C’est une proportion beaucoup plus élevée que la moyenne mondiale (respectivement de 58 % pour le pétrole et de 50 % pour le gaz) ou que celle des États-Unis, qui pourront ne laisser que 31 % de leur pétrole et 50 % de leur gaz dans le sol. « Les hydrocarbures canadiens ont une grande intensité en carbone [il faut émettre beaucoup de CO2 pour produire un baril de pétrole] », a expliqué Dan Welsby, l’un des auteurs de l’étude, en téléconférence mardi.

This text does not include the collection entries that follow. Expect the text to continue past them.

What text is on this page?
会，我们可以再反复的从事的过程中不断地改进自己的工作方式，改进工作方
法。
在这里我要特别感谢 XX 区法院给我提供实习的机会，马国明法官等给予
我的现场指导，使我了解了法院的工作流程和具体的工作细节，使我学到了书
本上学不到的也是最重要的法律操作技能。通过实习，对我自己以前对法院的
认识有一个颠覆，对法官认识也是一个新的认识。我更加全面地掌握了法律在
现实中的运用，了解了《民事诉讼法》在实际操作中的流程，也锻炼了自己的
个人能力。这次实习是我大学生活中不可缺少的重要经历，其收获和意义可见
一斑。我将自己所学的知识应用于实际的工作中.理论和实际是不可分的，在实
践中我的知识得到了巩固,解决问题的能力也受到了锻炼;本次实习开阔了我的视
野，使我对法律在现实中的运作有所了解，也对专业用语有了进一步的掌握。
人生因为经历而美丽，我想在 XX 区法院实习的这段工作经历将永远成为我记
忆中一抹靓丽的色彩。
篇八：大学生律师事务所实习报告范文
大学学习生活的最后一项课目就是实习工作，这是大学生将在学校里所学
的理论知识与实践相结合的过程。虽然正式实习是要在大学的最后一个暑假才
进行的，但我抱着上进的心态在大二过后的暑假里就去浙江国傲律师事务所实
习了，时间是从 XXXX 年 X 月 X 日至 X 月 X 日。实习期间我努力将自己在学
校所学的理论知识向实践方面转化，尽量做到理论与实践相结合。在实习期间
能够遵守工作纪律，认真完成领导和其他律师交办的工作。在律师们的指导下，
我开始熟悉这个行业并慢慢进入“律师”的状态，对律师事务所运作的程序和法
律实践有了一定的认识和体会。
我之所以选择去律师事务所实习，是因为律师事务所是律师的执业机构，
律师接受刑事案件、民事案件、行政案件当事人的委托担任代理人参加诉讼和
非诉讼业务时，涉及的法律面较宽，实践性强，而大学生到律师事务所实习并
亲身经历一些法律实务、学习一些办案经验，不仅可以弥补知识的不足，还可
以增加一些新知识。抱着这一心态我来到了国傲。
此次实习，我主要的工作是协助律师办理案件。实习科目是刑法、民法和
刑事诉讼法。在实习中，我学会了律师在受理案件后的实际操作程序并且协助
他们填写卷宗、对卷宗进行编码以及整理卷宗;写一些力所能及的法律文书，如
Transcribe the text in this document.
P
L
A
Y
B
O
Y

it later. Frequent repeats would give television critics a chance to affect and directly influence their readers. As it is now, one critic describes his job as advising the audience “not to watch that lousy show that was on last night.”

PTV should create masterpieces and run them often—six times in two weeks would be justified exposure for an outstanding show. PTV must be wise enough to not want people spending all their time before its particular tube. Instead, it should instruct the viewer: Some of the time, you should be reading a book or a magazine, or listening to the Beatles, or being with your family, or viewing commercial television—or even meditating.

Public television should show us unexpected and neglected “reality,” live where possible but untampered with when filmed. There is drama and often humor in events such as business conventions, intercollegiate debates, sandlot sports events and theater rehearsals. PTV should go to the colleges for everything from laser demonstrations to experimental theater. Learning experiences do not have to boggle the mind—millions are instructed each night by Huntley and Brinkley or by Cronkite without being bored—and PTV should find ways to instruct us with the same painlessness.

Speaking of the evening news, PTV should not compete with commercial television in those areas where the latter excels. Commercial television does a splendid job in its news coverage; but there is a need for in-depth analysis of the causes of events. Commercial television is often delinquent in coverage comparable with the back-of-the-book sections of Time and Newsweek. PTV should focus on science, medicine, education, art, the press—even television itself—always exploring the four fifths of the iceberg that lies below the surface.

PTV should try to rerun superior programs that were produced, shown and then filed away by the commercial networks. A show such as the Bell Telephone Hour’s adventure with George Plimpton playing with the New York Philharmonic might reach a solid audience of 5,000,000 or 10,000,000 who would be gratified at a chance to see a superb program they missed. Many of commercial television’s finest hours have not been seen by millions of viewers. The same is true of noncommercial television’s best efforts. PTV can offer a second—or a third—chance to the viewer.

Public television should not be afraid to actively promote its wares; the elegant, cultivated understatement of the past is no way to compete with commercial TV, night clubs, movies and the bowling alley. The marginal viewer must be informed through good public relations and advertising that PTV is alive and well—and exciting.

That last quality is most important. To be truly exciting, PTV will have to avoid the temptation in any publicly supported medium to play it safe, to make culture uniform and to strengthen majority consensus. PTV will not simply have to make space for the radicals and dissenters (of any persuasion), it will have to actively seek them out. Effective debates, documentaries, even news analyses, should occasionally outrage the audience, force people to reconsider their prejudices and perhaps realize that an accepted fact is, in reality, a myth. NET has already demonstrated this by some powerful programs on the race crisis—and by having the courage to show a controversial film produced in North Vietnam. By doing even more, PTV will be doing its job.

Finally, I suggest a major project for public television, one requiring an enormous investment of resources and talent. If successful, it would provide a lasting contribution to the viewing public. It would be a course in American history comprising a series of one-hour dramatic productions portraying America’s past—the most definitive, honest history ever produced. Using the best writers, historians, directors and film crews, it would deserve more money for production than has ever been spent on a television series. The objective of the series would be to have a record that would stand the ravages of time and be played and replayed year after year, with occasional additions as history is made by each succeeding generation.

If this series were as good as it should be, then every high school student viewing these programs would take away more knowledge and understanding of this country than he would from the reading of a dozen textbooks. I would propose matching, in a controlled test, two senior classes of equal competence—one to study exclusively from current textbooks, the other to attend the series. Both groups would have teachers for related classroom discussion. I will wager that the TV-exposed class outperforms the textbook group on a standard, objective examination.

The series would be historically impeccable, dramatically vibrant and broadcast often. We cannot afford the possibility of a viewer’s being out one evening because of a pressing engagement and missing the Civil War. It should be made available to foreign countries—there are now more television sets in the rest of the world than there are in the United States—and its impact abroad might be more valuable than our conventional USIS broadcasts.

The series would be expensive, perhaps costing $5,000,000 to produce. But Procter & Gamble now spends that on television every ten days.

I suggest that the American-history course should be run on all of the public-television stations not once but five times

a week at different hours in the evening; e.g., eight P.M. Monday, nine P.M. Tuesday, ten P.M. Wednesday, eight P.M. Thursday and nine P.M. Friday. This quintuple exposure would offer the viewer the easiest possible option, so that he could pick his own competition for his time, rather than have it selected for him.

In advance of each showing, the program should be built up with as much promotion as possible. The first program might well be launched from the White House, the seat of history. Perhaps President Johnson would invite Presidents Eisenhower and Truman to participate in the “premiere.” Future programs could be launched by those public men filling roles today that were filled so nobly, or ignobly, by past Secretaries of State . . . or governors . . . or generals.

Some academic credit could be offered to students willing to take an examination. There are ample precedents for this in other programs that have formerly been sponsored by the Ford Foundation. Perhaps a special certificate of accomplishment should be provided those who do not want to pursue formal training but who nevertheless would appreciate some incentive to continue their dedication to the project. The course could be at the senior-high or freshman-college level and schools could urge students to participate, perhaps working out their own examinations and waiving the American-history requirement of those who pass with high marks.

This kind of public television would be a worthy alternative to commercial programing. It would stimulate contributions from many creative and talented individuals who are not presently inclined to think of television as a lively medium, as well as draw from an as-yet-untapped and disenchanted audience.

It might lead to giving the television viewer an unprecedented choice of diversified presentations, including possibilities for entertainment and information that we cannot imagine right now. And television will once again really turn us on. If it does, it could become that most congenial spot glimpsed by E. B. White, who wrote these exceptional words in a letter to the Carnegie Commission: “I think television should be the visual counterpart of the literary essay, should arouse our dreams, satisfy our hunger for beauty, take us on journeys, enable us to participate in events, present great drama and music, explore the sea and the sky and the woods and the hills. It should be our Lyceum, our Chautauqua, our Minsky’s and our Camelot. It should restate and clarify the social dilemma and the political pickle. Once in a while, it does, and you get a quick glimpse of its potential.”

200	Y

« Si la production continue, il faudra de plus importantes réductions des émissions de gaz à effet de serre ailleurs, pour respecter les objectifs nationaux. » L’étude note aussi que le Canada, comme le Venezuela et plusieurs pays du Moyen-Orient, exagère probablement ses réserves à des fins politiques.

Que pensent les auteurs du débat opposant ceux qui avancent que si le Canada produit moins de pétrole, d’autres pays prendront sa place sur le marché, et ceux qui pensent qu’une diminution de la production au Canada accélérera la fin du pétrole ? « Nous avons le même débat au Royaume-Uni [...], a dit James Price, un autre coauteur. Je pense que nos pays peuvent être des leaders dans la transition énergétique, montrer à d’autres pays qu’il est possible de diminuer notre production. » M. Price donne l’exemple du Costa Rica, qui depuis 20 ans interdit l’exploration pétrolière.

Capturer le carbone

Les auteurs de l’étude préviennent que le déclin de l’énergie pétrolière devra être encore plus rapide, si la technologie de captation du CO2 de l’air ne se concrétise pas avant 2050. Cette technologie vise pour le moment à produire du carburant, mais pourrait être utilisée pour transformer ce gaz à effet de serre en roche inerte. Ils présument que 4,4 gigatonnes de CO2 devront être retirées de l’atmosphère chaque année à partir de 2050. En 2020, les émissions humaines étaient de 31,5 gigatonnes de CO2.

Ailleurs dans le monde

La transition ne sera pas égale pour tout le monde : en Afrique et au Moyen-Orient, par exemple, la production de gaz naturel augmentera jusqu’en 2030, selon la modélisation de Nature. « Le coût de production au Moyen-Orient est très bas, ce qui devrait permettre de déplacer des zones de production plus coûteuses, a dit M. Welsby. En Afrique, la production de gaz augmentera pour soutenir le marché intérieur, avec une demande stimulée par le remplacement des centrales au charbon, plus polluantes. »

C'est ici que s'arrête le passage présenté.